Spread the chickpeas in a single layer on a baking sheet. Roast for 20 minutes, then flip and roast for another 20 minutes until golden and crispy.

Step 4: Cool and Serve

Let them cool for 5 minutes—they’ll crisp up even more. Serve warm or at room temperature!

Nutritional Information

Per serving (¼ of the recipe):

  • Calories: 220
  • Protein: 8g
  • Fiber: 6g
  • Healthy Fats: 8g

These wasabi chickpeas nutrition facts prove they’re a guilt-free snack! High in protein and fiber, they keep you full and energized.

Healthier Alternatives for the Recipe

Want to make this snack even healthier?

  • Use air-frying instead of roasting to reduce oil.
  • Swap olive oil for a light mist of cooking spray.
  • Add nutritional yeast for a cheesy, umami twist.

Serving Suggestions

These wasabi chickpeas are versatile!

  • Pair with hummus or guacamole for a protein-packed dip.
  • Sprinkle on salads for extra crunch and heat.
  • Enjoy as a movie-night snack with beer or soda.

Common Mistakes to Avoid

Don’t let these rookie errors ruin your snack:

  • Overcrowding the baking sheet—space them out for even crispiness.
  • Skipping the drying step—wet chickpeas won’t crisp up.
  • Overbaking—check at 35 minutes to avoid burning.

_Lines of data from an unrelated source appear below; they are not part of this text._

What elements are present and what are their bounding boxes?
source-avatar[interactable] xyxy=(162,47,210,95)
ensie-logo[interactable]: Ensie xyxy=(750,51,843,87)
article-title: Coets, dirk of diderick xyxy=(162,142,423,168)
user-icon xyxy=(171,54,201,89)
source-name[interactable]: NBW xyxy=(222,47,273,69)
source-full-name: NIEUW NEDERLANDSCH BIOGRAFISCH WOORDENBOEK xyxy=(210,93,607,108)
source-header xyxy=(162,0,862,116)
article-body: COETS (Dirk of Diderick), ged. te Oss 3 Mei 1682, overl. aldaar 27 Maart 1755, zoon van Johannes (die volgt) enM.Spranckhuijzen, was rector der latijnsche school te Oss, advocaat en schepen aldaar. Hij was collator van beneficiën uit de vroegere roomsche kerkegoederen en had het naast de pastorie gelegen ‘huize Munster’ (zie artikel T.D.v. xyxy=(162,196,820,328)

Storing Tips for the Recipe

Store leftovers in an airtight container for up to 3 days. Reheat in the oven for 5 minutes to restore crispiness.

Conclusion

This wasabi chickpeas recipe is a must-try for spice lovers! It’s easy, nutritious, and endlessly customizable. Ready to give it a try? Share your creations with us!

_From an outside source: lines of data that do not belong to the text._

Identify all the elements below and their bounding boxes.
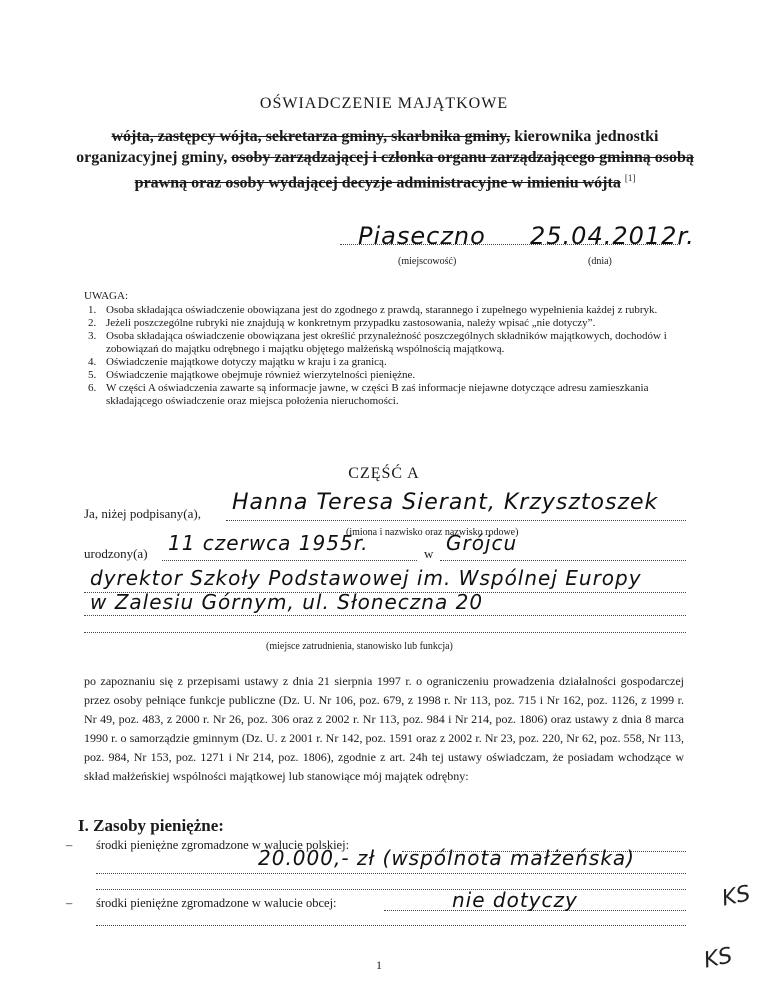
foreign-dotted-line-2 bbox=[96, 925, 686, 926]
dash-marker: – bbox=[66, 896, 73, 910]
pln-dotted-line-3 bbox=[96, 889, 686, 890]
job-caption: (miejsce zatrudnienia, stanowisko lub funkcja) bbox=[266, 641, 453, 652]
uwaga-note: 1. Osoba składająca oświadczenie obowiązana jest do zgodnego z prawdą, starannego i zupełnego wypełnienia każdej z rubryk. bbox=[88, 304, 658, 316]
pln-dotted-line-2 bbox=[96, 873, 686, 874]
place-caption: (miejscowość) bbox=[398, 256, 457, 267]
section-a-heading: CZĘŚĆ A bbox=[348, 465, 420, 482]
name-caption: (imiona i nazwisko oraz nazwisko rodowe) bbox=[346, 527, 519, 538]
uwaga-notes-list bbox=[84, 304, 694, 408]
struck-officials: wójta, zastępcy wójta, sekretarza gminy, skarbnika gminy, bbox=[111, 128, 511, 145]
uwaga-note: 4. Oświadczenie majątkowe dotyczy majątku w kraju i za granicą. bbox=[88, 356, 387, 368]
pln-value: 20.000,- zł (wspólnota małżeńska) bbox=[258, 846, 635, 870]
document-subtitle bbox=[70, 126, 700, 193]
born-place-value: Grójcu bbox=[446, 531, 518, 555]
dash-marker: – bbox=[66, 838, 73, 852]
date-value: 25.04.2012r. bbox=[530, 222, 695, 250]
born-place-dotted-line bbox=[440, 560, 686, 561]
page-number: 1 bbox=[376, 958, 382, 972]
job-line-1-value: dyrektor Szkoły Podstawowej im. Wspólnej Europy bbox=[90, 566, 642, 590]
margin-initials-lower: KS bbox=[701, 943, 735, 974]
legal-paragraph: po zapoznaniu się z przepisami ustawy z dnia 21 sierpnia 1997 r. o ograniczeniu prowadzenia działalności gospodarczej przez osoby pełniące funkcje publiczne (Dz. U. Nr 106, poz. 679, z 1998 r. Nr 113, poz. 715 i Nr 162, poz. 1126, z 1999 r. Nr 49, poz. 483, z 2000 r. Nr 26, poz. 306 oraz z 2002 r. Nr 113, poz. 984 i Nr 214, poz. 1806) oraz ustawy z dnia 8 marca 1990 r. o samorządzie gminnym (Dz. U. z 2001 r. Nr 142, poz. 1591 oraz z 2002 r. Nr 23, poz. 220, Nr 62, poz. 558, Nr 113, poz. 984, Nr 153, poz. 1271 i Nr 214, poz. 1806), zgodnie z art. 24h tej ustawy oświadczam, że posiadam wchodzące w skład małżeńskiej wspólności majątkowej lub stanowiące mój majątek odrębny: bbox=[84, 674, 684, 783]
document-title: OŚWIADCZENIE MAJĄTKOWE bbox=[259, 95, 509, 112]
foreign-value: nie dotyczy bbox=[452, 888, 578, 912]
born-label: urodzony(a) bbox=[84, 546, 148, 561]
subtitle-role: kierownika jednostki organizacyjnej gminy, bbox=[76, 128, 659, 166]
name-value: Hanna Teresa Sierant, Krzysztoszek bbox=[232, 490, 659, 515]
uwaga-heading: UWAGA: bbox=[84, 290, 128, 302]
uwaga-note: 6. W części A oświadczenia zawarte są informacje jawne, w części B zaś informacje niejawne dotyczące adresu zamieszkania składającego oświadczenie oraz miejsca położenia nieruchomości. bbox=[88, 382, 649, 407]
zasoby-heading: I. Zasoby pieniężne: bbox=[78, 816, 224, 835]
job-dotted-line-3 bbox=[84, 632, 686, 633]
born-date-value: 11 czerwca 1955r. bbox=[168, 531, 369, 555]
foreign-label: środki pieniężne zgromadzone w walucie obcej: bbox=[96, 896, 337, 910]
footnote-marker: [1] bbox=[624, 173, 636, 183]
name-dotted-line bbox=[226, 520, 686, 521]
job-line-2-value: w Zalesiu Górnym, ul. Słoneczna 20 bbox=[90, 590, 484, 614]
date-caption: (dnia) bbox=[588, 256, 612, 267]
struck-managers: osoby zarządzającej i członka organu zarządzającego gminną osobą prawną oraz osoby wydającej decyzje administracyjne w imieniu wójta bbox=[134, 149, 694, 192]
place-value: Piaseczno bbox=[358, 222, 486, 250]
in-label: w bbox=[424, 546, 434, 561]
signed-label: Ja, niżej podpisany(a), bbox=[84, 506, 201, 521]
uwaga-note: 5. Oświadczenie majątkowe obejmuje również wierzytelności pieniężne. bbox=[88, 369, 416, 381]
margin-initials-upper: KS bbox=[719, 881, 753, 912]
born-date-dotted-line bbox=[162, 560, 417, 561]
job-dotted-line-2 bbox=[84, 615, 686, 616]
uwaga-note: 2. Jeżeli poszczególne rubryki nie znajdują w konkretnym przypadku zastosowania, należy wpisać „nie dotyczy”. bbox=[88, 317, 596, 329]
uwaga-note: 3. Osoba składająca oświadczenie obowiązana jest określić przynależność poszczególnych składników majątkowych, dochodów i zobowiązań do majątku odrębnego i majątku objętego małżeńską wspólnością majątkową. bbox=[88, 330, 667, 355]
pln-label: środki pieniężne zgromadzone w walucie polskiej: bbox=[96, 838, 350, 852]
place-date-line bbox=[340, 222, 695, 252]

Hungry for more? Check out our other healthy snack recipes for inspiration!

Moreish Wasabi Chickpea Snack

Course: Healthy Snack RecipesDifficulty: Medium
Servings

4

servings
Prep time

10

minutes
Cooking time

40

minutes
Calories Per serving (¼ of the recipe)

300

kcal

Ingredients

  • 2 cans (15 oz each) chickpeas (drained and rinsed)

  • 2 tbsp olive oil (or avocado oil for a lighter option)

  • 1 tbsp wasabi paste (adjust for heat preference)

  • 1 tsp garlic powder

  • ½ tsp salt

  • ½ tsp black pepper

  • Optional add-ins: smoked paprika, chili flakes, or sesame seeds

Directions

  • Step 1: Prep the Chickpeas
  • Preheat your oven to 400°F (200°C). Drain and rinse the chickpeas, then pat them dry with a clean towel. Removing excess moisture ensures extra crispiness.
  • Step 2: Season the Chickpeas
  • In a bowl, toss the chickpeas with olive oil, wasabi paste, garlic powder, salt, and pepper. For extra heat, add chili flakes.
  • Step 3: Roast to Perfection
  • Spread the chickpeas in a single layer on a baking sheet. Roast for 20 minutes, then flip and roast for another 20 minutes until golden and crispy.
  • Step 4: Cool and Serve
  • Let them cool for 5 minutes—they’ll crisp up even more. Serve warm or at room temperature!